Words have power – frame the messages you send inward and outward with mindfulness

Human beings use language to communicate the complexity of their experiences and emotions. Being mindful of how to frame messages you send inward and outward, can be very impactful on your own emotional well-being as well as those around you. Remember, words can heal or they can hurt. 

We are all in the same storm but not in the same boat

Impact of traumatic events can be tricky, as we all respond in our own unique ways. Sometimes distress hits us immediately, and sometimes it can be delayed. Response to trauma can range from profound sadness, anxiety, feeling trapped, helpless and hopeless to anger, shame and guilt, grief, lack of sleep, appetite, and desire to take care of yourself. 

There is no one way to cope and we encourage you to use what works best for you. These coping strategies are your anchor that will keep your boat afloat until the storm passes. 

If you are looking for ideas here are a few: 

•    Take the traumatic event as an opportunity to reconnect with who you are and what you value and believe in;

•    Connect and spend time with people that matter to you.

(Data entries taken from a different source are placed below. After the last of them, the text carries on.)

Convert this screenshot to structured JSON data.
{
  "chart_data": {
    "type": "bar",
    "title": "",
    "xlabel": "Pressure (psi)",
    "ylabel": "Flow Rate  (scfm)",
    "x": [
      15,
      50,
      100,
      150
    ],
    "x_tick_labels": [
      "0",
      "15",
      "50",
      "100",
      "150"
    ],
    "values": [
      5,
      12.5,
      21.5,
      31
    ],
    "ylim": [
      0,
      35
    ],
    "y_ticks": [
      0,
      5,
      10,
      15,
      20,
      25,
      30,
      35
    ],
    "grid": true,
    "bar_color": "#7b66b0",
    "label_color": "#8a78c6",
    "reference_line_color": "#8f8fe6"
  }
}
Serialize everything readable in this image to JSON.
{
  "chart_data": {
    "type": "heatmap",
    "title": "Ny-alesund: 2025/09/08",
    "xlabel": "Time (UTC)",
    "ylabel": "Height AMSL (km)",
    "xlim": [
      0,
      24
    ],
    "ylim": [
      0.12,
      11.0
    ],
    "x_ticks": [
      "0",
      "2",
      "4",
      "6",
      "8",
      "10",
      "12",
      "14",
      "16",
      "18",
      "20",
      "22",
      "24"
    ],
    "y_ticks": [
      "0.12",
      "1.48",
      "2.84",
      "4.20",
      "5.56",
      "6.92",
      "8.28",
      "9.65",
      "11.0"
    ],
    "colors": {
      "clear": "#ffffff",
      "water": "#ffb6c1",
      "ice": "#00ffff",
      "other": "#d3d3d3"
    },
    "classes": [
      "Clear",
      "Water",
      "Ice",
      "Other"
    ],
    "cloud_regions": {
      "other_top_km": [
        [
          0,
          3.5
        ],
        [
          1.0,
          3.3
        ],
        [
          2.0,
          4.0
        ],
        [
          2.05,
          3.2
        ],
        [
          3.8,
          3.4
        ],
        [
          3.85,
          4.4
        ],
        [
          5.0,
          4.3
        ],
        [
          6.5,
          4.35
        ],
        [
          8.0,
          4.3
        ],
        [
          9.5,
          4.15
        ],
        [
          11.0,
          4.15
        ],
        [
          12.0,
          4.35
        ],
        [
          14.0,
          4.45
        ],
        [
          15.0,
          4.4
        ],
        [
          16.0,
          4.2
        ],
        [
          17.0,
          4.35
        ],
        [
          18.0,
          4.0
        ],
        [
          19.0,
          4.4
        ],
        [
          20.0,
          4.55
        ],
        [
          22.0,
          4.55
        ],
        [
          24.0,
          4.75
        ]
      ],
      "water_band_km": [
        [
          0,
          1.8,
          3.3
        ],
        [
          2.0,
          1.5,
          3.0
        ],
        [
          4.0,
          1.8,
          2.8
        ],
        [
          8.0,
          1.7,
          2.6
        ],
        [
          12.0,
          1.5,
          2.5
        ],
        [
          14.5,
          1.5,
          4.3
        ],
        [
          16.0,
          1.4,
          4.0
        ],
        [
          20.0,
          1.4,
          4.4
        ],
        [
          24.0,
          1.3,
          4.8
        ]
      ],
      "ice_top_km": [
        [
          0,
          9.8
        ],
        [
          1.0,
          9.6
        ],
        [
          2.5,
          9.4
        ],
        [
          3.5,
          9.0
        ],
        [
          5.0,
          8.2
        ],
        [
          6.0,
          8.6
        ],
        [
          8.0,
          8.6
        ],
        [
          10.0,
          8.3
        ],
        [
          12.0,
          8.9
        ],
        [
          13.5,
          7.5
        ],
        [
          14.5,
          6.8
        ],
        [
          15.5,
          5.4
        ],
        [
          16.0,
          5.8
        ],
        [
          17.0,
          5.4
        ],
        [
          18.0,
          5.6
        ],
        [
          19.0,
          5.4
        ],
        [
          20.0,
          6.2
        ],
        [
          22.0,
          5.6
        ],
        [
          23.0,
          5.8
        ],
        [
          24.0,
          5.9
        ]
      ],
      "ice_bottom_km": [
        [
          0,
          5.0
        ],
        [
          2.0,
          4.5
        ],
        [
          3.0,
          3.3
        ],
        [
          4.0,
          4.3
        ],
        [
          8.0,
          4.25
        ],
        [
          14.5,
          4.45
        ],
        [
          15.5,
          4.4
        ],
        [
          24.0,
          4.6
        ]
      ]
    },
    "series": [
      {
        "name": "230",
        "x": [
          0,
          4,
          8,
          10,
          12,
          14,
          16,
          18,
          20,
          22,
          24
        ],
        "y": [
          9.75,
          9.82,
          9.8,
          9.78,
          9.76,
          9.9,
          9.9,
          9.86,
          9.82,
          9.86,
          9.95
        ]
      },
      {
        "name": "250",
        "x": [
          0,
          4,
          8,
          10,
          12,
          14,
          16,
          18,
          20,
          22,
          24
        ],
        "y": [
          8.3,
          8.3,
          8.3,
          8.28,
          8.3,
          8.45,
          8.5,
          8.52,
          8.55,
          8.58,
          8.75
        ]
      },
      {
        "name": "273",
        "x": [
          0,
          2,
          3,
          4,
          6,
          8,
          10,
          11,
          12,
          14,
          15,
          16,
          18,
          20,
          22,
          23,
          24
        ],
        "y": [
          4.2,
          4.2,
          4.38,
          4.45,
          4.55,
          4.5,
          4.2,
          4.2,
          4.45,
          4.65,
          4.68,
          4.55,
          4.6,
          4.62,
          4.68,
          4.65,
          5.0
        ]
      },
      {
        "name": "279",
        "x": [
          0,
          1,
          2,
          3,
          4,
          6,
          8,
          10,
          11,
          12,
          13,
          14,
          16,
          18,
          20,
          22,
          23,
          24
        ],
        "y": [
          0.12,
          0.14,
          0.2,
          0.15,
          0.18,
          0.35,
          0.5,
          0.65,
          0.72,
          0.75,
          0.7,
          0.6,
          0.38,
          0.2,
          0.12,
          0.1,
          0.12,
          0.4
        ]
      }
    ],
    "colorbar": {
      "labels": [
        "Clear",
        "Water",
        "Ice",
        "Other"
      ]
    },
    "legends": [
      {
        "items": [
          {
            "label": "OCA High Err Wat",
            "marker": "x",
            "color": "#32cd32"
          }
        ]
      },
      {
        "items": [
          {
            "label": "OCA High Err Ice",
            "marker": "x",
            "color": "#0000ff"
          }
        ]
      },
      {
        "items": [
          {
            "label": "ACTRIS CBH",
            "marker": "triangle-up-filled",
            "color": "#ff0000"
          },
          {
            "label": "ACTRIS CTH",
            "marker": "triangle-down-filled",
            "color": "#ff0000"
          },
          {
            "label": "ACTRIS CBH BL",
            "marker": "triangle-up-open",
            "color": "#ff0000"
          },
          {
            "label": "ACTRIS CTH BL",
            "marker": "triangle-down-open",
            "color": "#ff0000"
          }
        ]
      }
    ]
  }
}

•    Take extra “me” time.

•    Stick to your routine even if it is hard.

•    Conserve energy and recharge your batteries—don’t deprive yourself from rest, restorative sleep, and nourishment.

•    Engage in comforting and hope promoting rituals (pray, light a candle).

•    Focus on what you CAN control.

•    Allow time to process your feelings.

•    Turn to your faith or higher power.

•    Meditate or do other mind-body exercises like yoga or tai chi.

•    Contribute to what you believe in with your time and effort or through philanthropy.

Narrow down information overload

Informational and sensory overload can take a toll on any of us very quickly. Witnessing violence, destruction, and death in the media can lead to more distressing thoughts, feelings, and physical symptoms and reignite the trauma.  Giving your mind and body a break will help you regain your composure and regroup.  

Choose your sources of information wisely to avoid misinformation and disinformation and ensure they are accurate and factual.

Skip the urge to self-medicate

When we are in high levels of distress it is tempting to numb our feelings with an extra glass of wine or comfort food to manage emotions. These forms of coping can be problematic as they can leave you with the aftermath of other problems when the crisis is over.

Give others grace

It is hard to know what someone else may be experiencing right now. If someone is curt or even rude, try not to take it too personally.

Recognize that this may be an especially difficult time for both the Jewish and Arab members of our community. We are all members of the human race and the GW community. Treat each other with dignity and respect.

Ask for Help.

Sometimes the intensity of what you feel can be too much and it can greatly impact your ability to function and do things you enjoy. It is important to listen to your body and emotions and seek professional support when you need it. 

GW's School of Medicine & Health Sciences and Medical Faculty Associates have a wide range of well-being and employee assistance program resources, such as Headspace, Talkspace, and free counseling sessions. The R&W Center offers individual consults and safe spaces for group support with a licensed clinical professional counselor or other behavioral health professionals.